In 1864 M. Bertrand published in the 'Revue archéologique' a small map of France, showing the distribution of dolmens as then known; and three years afterwards another, on a much larger scale, intended to accompany the 'Dictionnaire des Antiquités celtiques,' and containing all that was then known. Were a second edition of this map published now, it would, no doubt, be much more full and complete; but the main outlines must still be the same, and are sufficient for our present purposes. From these maps and the text which accompanies them we learn that the greater number of the rude-stone monuments in France are arranged at no great distance on either side of a straight line drawn from the shores of the Mediterranean, somewhere about Montpellier, to Morlaix, in Brittany.

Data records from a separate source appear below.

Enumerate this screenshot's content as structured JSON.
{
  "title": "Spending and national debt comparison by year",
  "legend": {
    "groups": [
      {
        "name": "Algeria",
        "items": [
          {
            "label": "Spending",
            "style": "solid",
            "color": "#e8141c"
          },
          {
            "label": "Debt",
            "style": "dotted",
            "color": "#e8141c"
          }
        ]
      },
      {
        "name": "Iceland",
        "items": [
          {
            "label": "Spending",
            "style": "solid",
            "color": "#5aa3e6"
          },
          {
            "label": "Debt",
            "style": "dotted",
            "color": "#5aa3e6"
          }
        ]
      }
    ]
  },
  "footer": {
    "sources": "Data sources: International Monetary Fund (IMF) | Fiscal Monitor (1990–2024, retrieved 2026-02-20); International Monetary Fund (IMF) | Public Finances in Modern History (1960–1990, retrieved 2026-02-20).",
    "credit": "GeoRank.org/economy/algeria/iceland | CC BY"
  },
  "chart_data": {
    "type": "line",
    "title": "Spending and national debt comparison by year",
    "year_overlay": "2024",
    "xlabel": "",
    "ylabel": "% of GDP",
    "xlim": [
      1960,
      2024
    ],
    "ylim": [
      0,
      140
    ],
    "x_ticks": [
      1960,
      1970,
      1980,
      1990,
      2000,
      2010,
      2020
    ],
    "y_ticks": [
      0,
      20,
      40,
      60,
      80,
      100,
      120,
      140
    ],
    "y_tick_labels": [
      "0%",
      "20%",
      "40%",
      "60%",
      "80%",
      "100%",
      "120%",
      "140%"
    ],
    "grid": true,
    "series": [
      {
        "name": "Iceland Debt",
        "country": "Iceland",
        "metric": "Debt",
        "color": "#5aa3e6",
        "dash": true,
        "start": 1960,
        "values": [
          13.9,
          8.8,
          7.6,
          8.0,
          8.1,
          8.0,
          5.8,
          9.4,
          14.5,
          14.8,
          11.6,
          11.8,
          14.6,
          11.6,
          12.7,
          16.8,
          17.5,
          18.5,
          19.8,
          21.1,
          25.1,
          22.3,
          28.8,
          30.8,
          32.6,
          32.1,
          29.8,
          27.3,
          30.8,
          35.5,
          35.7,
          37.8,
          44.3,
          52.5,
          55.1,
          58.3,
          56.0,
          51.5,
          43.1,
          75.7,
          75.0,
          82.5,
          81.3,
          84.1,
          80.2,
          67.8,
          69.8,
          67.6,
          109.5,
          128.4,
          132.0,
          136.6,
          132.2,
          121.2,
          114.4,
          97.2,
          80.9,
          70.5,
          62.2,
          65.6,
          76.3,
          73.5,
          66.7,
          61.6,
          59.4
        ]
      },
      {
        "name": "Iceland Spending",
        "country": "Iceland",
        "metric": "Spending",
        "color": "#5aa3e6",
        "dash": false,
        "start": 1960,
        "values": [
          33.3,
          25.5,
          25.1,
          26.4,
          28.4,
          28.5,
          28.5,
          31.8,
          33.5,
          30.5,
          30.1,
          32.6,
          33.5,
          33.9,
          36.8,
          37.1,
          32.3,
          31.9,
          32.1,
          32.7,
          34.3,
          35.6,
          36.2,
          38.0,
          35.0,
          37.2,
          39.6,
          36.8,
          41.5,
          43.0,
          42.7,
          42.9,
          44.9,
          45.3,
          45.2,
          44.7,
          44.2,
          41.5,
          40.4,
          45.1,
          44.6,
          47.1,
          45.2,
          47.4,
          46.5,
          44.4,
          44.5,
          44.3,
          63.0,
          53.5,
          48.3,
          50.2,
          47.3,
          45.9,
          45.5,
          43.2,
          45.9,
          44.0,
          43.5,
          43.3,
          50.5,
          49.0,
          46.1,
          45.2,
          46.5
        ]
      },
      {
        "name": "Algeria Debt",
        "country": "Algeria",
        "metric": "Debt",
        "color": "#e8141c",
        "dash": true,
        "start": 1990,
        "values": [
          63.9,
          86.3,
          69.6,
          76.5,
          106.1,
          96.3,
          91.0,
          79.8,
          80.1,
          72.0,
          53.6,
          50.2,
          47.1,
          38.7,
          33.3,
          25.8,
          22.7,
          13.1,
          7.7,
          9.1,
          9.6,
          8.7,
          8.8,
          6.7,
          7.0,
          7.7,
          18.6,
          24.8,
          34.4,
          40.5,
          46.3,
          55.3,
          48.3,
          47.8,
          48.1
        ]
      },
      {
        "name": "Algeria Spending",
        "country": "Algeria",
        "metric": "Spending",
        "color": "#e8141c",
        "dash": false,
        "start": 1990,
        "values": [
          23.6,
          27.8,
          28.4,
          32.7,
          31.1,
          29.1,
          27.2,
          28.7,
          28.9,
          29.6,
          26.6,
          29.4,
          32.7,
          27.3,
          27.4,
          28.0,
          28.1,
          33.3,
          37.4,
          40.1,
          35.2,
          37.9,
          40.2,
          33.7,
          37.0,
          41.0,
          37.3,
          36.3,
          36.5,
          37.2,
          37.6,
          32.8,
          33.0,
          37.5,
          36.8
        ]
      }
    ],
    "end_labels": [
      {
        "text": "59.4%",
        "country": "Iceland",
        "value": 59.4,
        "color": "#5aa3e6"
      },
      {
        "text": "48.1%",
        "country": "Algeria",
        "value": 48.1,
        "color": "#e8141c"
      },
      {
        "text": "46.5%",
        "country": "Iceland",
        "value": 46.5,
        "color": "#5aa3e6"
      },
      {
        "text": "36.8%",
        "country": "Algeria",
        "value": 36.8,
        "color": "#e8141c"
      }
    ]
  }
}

There are none east of the Rhone, none south of the Garonne, till we come to the Pyrenees, and so few north of the basin or valley of the Seine that they may be considered as wanderers.

Referring to the table at the end of this chapter, which is compiled from that of 1864, we find that thirty departments contain more than ten monuments. Thirty others, according to M. Bertrand, contain from one to eight or nine; and the remaining twenty-nine either contain none at all or these so insignificant as hardly to deserve attention.

From this table we learn, at least approximately, several facts of considerable interest to our investigation. The first is that, of the three divisions into which Cæsar divides Gaul, the northern in his day belonged to a race who who had no stone monuments. There are none in Belgium proper, and so few in French Flanders, or indeed in any part of Gallia Belgica, that we may safely assert that the Belgæ were not dolmen-builders. In the next place, I cannot help agreeing with M. Bertrand in his conclusion that the Celts properly so called have as little claim to the monuments as the Belgæ.[1] We know something of the provinces occupied by


  1. 'Revue archéologique,' August, 1864, 148 et seqq.